Zaqueu, a Samaritana e Madalena
Padre Giussani escreve: “Certamente foi o modo com o qual Madalena sentiu-se olhada que a fez ir até ele: o motivo foi a maneira com a qual foi olhada”. Provavelmente, no dia anterior, no meio da rua, “Jesus fixou o seu olhar sobre ela, a olhou enquanto caminhava, sem parar”, sem nem mesmo pronunciar uma palavra. Foi o suficiente: Jesus “olhava as coisas por aquilo que eram verdadeiramente: olha-se algo pelo que verdadeiramente é, quando se olha como a vê Deus”. E quando se tem esta perspectiva, a vida muda: “Bastou o olhar daquele homem e a sua vida mudou. A partir deste momento ela não olhará mais a si mesma, não verá mais a si mesma, não verá mais os relacionamentos com os homens, com as pessoas, com a sua casa, com Jerusalém, não poderá mais olhar todas estas coisas se não dentro do olhar dos seus olhos”. No dia seguinte lança-se aos seus pés, lava-os com suas lágrimas, enxuga-os com seus cabelos. E o ponto de vista de Deus inverte o ponto de vista mundano: “A cultura moderna – prossegue Giussani – não acreditando em nada, crê apenas no assim dito valor, vale dizer, na força do homem, na força com a qual o homem age com determinada bondade ou determinada virtude”. Madalena, assim como Zaqueu e a Samaritana, não satisfazem estes cânones: “Estas três figuras eram desprezadas pela multidão”. No entanto, “no Evangelho as figuras que, naquela multidão, triunfaram, foram estes três”. Três grandes pecadores, três figuras de reputação duvidosa de quem se devia passar longe, três pessoas (mesmo se sobre a Madalena existam opiniões diversas) com as quais, hoje, um homem de bem não beberia nem mesmo um café, ficam livres diante dele e se tornam testemunhas com um ardor, um ímpeto, um entusiasmo que valem muito mais do que os seus erros, suas culpas ou seus defeitos.
No sepulcro
Eis o acontecido: Madalena, com um gesto impróprio e desmedido, confia em Cristo e esta decisão anula todas as barreiras, todos os preconceitos, todas as distâncias. Ela, como Zaqueu e a Samaritana – se torna o metro de medida de uma humanidade nova e maior.

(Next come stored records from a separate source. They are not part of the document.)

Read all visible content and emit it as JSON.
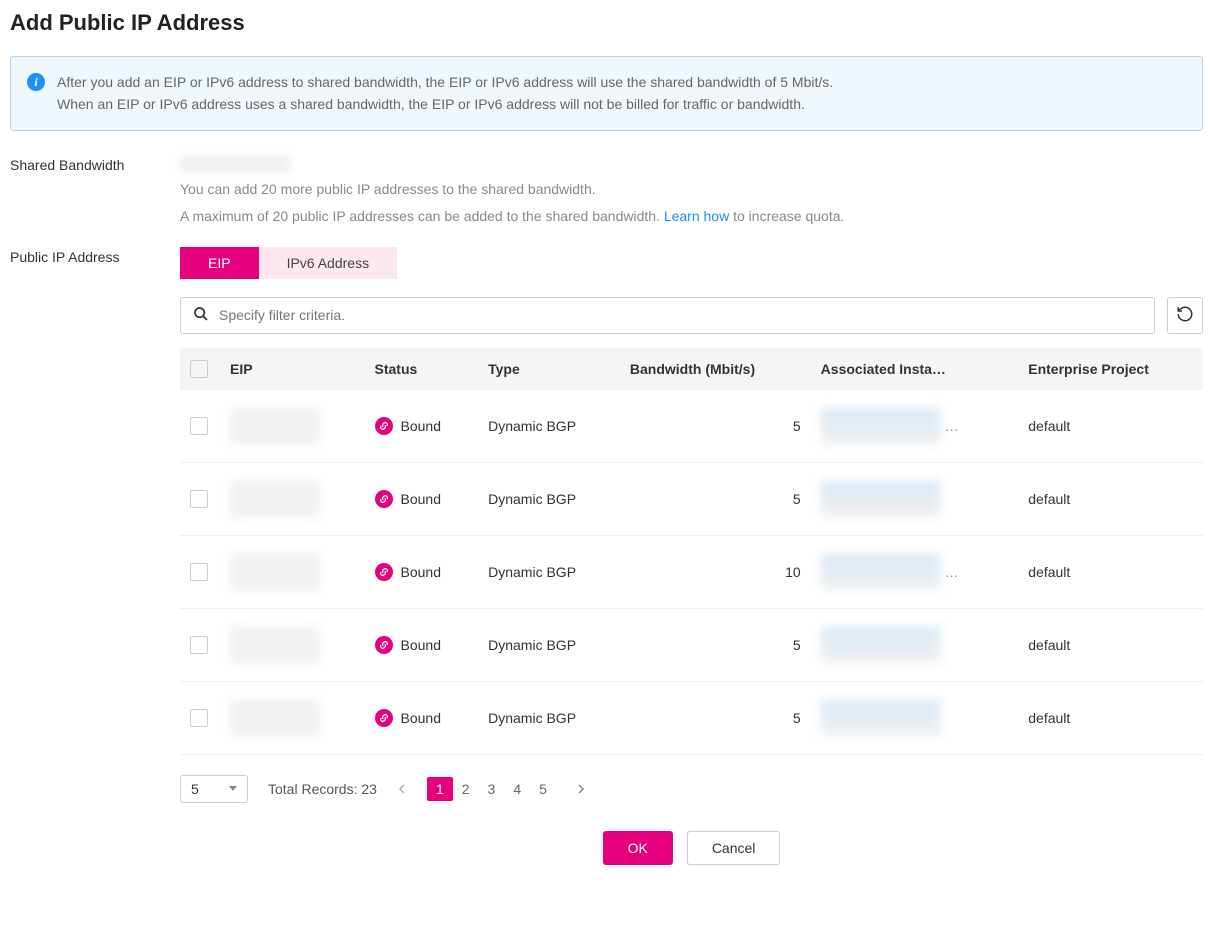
{
  "title": "Add Public IP Address",
  "info": {
    "line1": "After you add an EIP or IPv6 address to shared bandwidth, the EIP or IPv6 address will use the shared bandwidth of 5 Mbit/s.",
    "line2": "When an EIP or IPv6 address uses a shared bandwidth, the EIP or IPv6 address will not be billed for traffic or bandwidth."
  },
  "form": {
    "shared_bandwidth_label": "Shared Bandwidth",
    "shared_bandwidth_value": "redacted",
    "hint1": "You can add 20 more public IP addresses to the shared bandwidth.",
    "hint2a": "A maximum of 20 public IP addresses can be added to the shared bandwidth. ",
    "learn_how": "Learn how",
    "hint2b": " to increase quota.",
    "public_ip_label": "Public IP Address"
  },
  "tabs": {
    "eip": "EIP",
    "ipv6": "IPv6 Address"
  },
  "search": {
    "placeholder": "Specify filter criteria."
  },
  "table": {
    "headers": {
      "eip": "EIP",
      "status": "Status",
      "type": "Type",
      "bandwidth": "Bandwidth (Mbit/s)",
      "instance": "Associated Insta…",
      "project": "Enterprise Project"
    },
    "rows": [
      {
        "status": "Bound",
        "type": "Dynamic BGP",
        "bandwidth": "5",
        "project": "default",
        "ellipsis": "…"
      },
      {
        "status": "Bound",
        "type": "Dynamic BGP",
        "bandwidth": "5",
        "project": "default",
        "ellipsis": ""
      },
      {
        "status": "Bound",
        "type": "Dynamic BGP",
        "bandwidth": "10",
        "project": "default",
        "ellipsis": "…"
      },
      {
        "status": "Bound",
        "type": "Dynamic BGP",
        "bandwidth": "5",
        "project": "default",
        "ellipsis": ""
      },
      {
        "status": "Bound",
        "type": "Dynamic BGP",
        "bandwidth": "5",
        "project": "default",
        "ellipsis": ""
      }
    ]
  },
  "pager": {
    "page_size": "5",
    "total_label": "Total Records: 23",
    "pages": [
      "1",
      "2",
      "3",
      "4",
      "5"
    ]
  },
  "footer": {
    "ok": "OK",
    "cancel": "Cancel"
  }
}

O mesmo modo de medir, totalmente incompatível com a mentalidade colocada dentro de formas, emerge no momento da Ressurreição. Desta vez, a protagonista é Maria de Magdala, a mulher que permaneceu aos pés da cruz com Nossa Senhora. No domingo vai bem cedo ao sepulcro e vê uma pessoa a quem confunde com jardineiro. Depois, ele se revela: “Mulher – nos conta João transcrevendo o diálogo entre o Senhor e sua discípula - porque choras? A quem procuras?”. Ela, pensando que fosse o guarda do jardim, lhe disse: “Senhor, se tu o tiraste daqui, dize-me onde o colocaste e eu irei buscá-lo”. Jesus lhe disse: “Maria”. Ela, então, volta-se para ele, e lhe diz em hebraico: “Rabi”, que significa Mestre. Jesus lhe diz: “Não me toques, pois ainda não fui ao Pai...”.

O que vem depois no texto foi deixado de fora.